A stroll around Yazd

February 16, 2015


This morning we visited the Zoroastrian temple Ateshkadeh here in Yazd, one of the most important in Iran. A part from the garden and a room with a fire continuously on since 460 AD, there’s not much to see.

On a bench of the garden we took a couple of pictures with some local ladies… or so we thought! The husband in reality was able to zoom the mobile phone camera and only captured Luca and me, leaving out the two ladies. Shame. I thought he wouldn’t mind because he was the one who asked to take pictures of the four of us. But he kept the good ones for himself.

Amir Chakmaq Square

Later we went to Amir Chakmaq Square and its complex: a mosque, the Hosseinieh (so are called the buildings that commemorate an Imam), a small swimming pool with no water and a qanat (a well of the particular Iranian water system) that is now a gym (there are also some shows with bodybuilders from time to time).

Below the Hosseinieh there are some small shops. Among them a kebab restaurant, specialized in sheep heart and liver. Here we had lunch with the above mentioned skewers and dazi (but the one we had in Kashan was much better), later on a stop at a pastry shop and then quickly to the hotel because I needed the toilet.

This morning I bought a hejab, that scarf that covers your forehead and goes below the chin, covering the ears too,because the scarf that I was using to cover my hair keeps falling down and I have to check it all the time. Because I don’t know how people could react if my scarf fell in the middle of the crowd. Probably they wouldn’t be shocked, but annoyed yes. Better not to run the risk.

Yazd Old Town

After a coffee we walked around the old town of Yazd, made of clay and straw. The base of the walls is clay bricks, that are covered with a mixture of clay and straw instead of mortar.

Walking around these little alleys is magical. They are very narrow and still you can find a car sometimes; I don’t know how they can drive here, I would rather walk all the time.

All houses are surrounded by walls about 2-3 meters high, so you walk this alleys between walls.

We visited a traditional house (pretty, but after what we saw in Kashan, we weren’t really impressed), Alexander prisons (and we drank a tea in the well where worst prisoners were kept), we got lost, we paid one euro to go up to a roof where there’s a small cafĂ© and an art gallery selling two cups and a bowl, just to take two (horrible) pictures. Then a tour of the bazaar and dinner at the Hosseinieh again, with chicken and more skewers because Luca didn’t want to have dinner again at the guesthouse (here many hotels are also good restaurants with local cuisine).

Incredible little town this Yazd.

A ride to Yazd

A ride to Yazd

February 15, 2015

9.30am. We are along the highway, waiting for a bus from Tehran to Yazd. There aren’t many, unfortunately. Probably the first one will be around 11am, we’ve been told. There are many buses, but they all go to Isfahan. How silly, I should have checked last night, we could have taken the 8am train to Yazd; we’re going to waste the whole day traveling (it’s 4 and half hours to Yazd from here). In Tehran we got a bus so quickly, we didn’t even enter the E-Jonub bus station, they picked us up on the road, so I thought it would be equally easy to go to Yazd. No, all buses go to Isfahan. The guidebook advised me about this. I should have listened.

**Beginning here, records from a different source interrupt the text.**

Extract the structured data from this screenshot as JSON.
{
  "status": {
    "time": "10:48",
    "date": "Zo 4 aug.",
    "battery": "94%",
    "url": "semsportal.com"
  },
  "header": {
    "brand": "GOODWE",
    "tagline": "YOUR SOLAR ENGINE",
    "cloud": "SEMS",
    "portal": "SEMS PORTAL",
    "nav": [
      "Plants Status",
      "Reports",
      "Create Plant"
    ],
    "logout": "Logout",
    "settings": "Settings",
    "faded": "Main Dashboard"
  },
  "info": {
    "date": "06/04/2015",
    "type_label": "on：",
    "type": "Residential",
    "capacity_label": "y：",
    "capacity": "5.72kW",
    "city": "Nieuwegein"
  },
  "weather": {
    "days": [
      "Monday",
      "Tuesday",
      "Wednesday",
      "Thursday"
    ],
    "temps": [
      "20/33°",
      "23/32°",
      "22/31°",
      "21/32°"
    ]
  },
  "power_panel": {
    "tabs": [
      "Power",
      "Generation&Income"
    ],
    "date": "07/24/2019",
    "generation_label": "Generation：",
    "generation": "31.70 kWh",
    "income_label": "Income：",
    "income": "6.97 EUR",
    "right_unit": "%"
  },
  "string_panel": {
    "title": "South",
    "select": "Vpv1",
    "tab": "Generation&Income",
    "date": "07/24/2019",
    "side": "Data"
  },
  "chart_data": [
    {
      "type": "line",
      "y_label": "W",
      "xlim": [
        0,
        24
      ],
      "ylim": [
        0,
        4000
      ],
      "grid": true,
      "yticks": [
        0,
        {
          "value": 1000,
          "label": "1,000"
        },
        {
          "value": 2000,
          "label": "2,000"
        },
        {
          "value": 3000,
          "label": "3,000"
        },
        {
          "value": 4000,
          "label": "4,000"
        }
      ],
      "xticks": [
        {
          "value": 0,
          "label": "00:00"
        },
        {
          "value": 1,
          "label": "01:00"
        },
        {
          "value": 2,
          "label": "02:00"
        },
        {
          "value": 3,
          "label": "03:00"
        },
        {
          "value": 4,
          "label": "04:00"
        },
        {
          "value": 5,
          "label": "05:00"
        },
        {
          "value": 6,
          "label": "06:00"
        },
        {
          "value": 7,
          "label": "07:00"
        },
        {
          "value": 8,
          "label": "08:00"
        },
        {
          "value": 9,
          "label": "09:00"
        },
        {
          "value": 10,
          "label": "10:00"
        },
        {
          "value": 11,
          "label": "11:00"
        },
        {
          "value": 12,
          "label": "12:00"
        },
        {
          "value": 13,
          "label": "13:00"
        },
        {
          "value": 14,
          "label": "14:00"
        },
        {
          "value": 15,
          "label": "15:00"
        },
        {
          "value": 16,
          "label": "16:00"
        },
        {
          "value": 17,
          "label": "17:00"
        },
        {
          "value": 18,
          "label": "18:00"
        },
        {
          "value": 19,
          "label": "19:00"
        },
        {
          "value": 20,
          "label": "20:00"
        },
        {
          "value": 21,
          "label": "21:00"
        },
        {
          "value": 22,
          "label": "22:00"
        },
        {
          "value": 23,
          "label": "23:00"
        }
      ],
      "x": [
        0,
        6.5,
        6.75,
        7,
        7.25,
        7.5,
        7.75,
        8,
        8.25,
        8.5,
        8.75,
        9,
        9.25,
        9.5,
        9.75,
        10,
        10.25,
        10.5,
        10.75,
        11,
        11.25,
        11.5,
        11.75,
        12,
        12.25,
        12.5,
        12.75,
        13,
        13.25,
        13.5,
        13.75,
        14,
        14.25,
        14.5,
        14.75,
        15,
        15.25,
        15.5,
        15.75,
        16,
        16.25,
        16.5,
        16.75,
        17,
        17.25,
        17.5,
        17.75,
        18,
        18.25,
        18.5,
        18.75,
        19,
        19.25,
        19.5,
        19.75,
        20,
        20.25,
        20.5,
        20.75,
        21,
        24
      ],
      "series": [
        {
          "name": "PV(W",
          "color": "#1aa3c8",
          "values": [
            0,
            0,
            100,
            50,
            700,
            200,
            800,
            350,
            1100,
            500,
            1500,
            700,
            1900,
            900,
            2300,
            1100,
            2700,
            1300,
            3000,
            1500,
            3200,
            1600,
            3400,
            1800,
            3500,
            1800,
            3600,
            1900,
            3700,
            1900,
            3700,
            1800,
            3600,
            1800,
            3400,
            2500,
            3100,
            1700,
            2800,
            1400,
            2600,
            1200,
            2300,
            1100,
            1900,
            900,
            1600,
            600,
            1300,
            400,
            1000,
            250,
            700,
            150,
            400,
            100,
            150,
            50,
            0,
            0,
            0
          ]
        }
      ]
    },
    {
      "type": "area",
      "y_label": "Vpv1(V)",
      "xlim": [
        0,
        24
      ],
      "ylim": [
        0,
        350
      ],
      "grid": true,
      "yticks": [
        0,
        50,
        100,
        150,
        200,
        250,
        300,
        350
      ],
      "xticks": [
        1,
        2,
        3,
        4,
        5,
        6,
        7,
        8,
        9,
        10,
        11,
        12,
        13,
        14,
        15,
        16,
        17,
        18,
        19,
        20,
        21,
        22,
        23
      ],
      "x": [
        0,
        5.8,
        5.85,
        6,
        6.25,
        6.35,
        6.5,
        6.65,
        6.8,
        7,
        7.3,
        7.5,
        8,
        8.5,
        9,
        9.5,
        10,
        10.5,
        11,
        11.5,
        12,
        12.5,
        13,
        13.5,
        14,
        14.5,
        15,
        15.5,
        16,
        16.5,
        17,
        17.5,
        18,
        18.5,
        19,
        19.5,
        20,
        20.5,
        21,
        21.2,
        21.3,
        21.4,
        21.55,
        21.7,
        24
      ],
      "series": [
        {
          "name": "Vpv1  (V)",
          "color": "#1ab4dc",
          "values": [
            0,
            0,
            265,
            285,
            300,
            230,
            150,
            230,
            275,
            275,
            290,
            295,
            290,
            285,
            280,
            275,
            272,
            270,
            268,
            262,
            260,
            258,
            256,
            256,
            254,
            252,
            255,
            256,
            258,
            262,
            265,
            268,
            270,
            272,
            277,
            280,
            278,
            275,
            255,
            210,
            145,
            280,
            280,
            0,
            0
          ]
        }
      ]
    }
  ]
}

1pm. We are at a gas station for a break. Our bus arrived at about 11.30am, luckily! A bit old, compared to the one we took to Kashan. And always really hot.

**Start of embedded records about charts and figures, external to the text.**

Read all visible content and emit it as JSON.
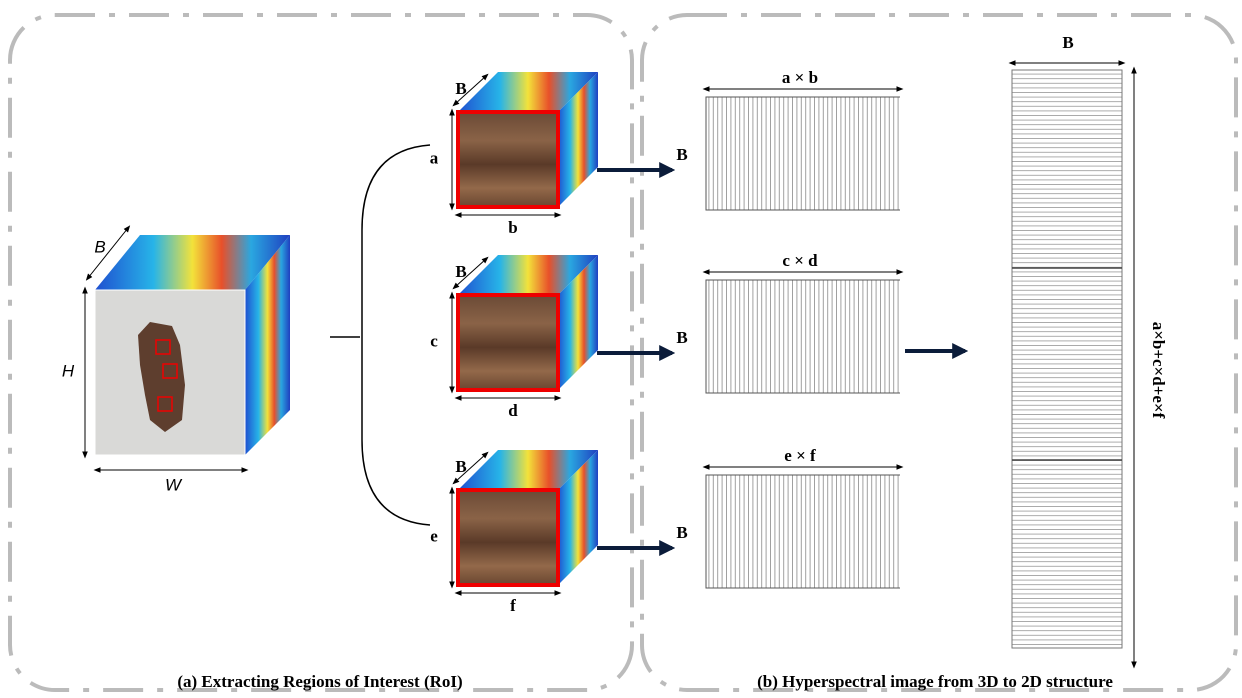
{
  "panel_a": {
    "caption": "(a)  Extracting Regions of Interest (RoI)",
    "cube": {
      "band": "B",
      "height": "H",
      "width": "W"
    },
    "rois": [
      {
        "band": "B",
        "height": "a",
        "width": "b"
      },
      {
        "band": "B",
        "height": "c",
        "width": "d"
      },
      {
        "band": "B",
        "height": "e",
        "width": "f"
      }
    ]
  },
  "panel_b": {
    "caption": "(b)  Hyperspectral image from 3D to 2D structure",
    "matrices": [
      {
        "band": "B",
        "label": "a × b"
      },
      {
        "band": "B",
        "label": "c × d"
      },
      {
        "band": "B",
        "label": "e × f"
      }
    ],
    "stack": {
      "width": "B",
      "height": "a×b+c×d+e×f"
    }
  }
}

Toilets are clean, I wasn’t expecting it. There’s a blanket hiding the entrance, so women can take off their chador to go to pee. They wear it to travel or to go to the bazaar. Luca is upset because I drank all the coffee. The nescafĂ© type, super sweet. I forgot to ask if he wanted more, he’s too slow drinking! We’ll be in Yazd at about 4pm, I guess.

7.40pm We are at the Silk Road Hotel in Yazd, waiting for our dinner. The room is not as nice as the Ehsan House in Kashan, but it’s only 30 euro (for 2 people, breakfast included). I used the 500.000 RIL that I found in the street to buy a long dress, because the jacket is too hot.

We’re having ram tonight too (two days ago we saw one on the street that had just been slaughtered, it was still moving and blood was dripping on the sidewalk), chicken curry and banana shake. I love the ceramics they use for cups and bowls.

We are spending about 60 euro per day, much less than the 100 we estimated, good!

A German lady asked me to take her picture. Her friend and she (both about 50 yo), a scarf covering their hair like peasants in the 40s, are really loving their Iranian trip. Apparently they are particularly happy/excited because here they’ve found beer, but maybe they didn’t realize it’s non-alcoholic. There are many Germans traveling, maybe because in Germany there’s not the common (wrong) belief that Iran is dangerous.

We arrived in Yazd at about 5pm and we only managed to see the Masjed-e Jameh, the mosque overlooking Yazd. Beautiful at night too.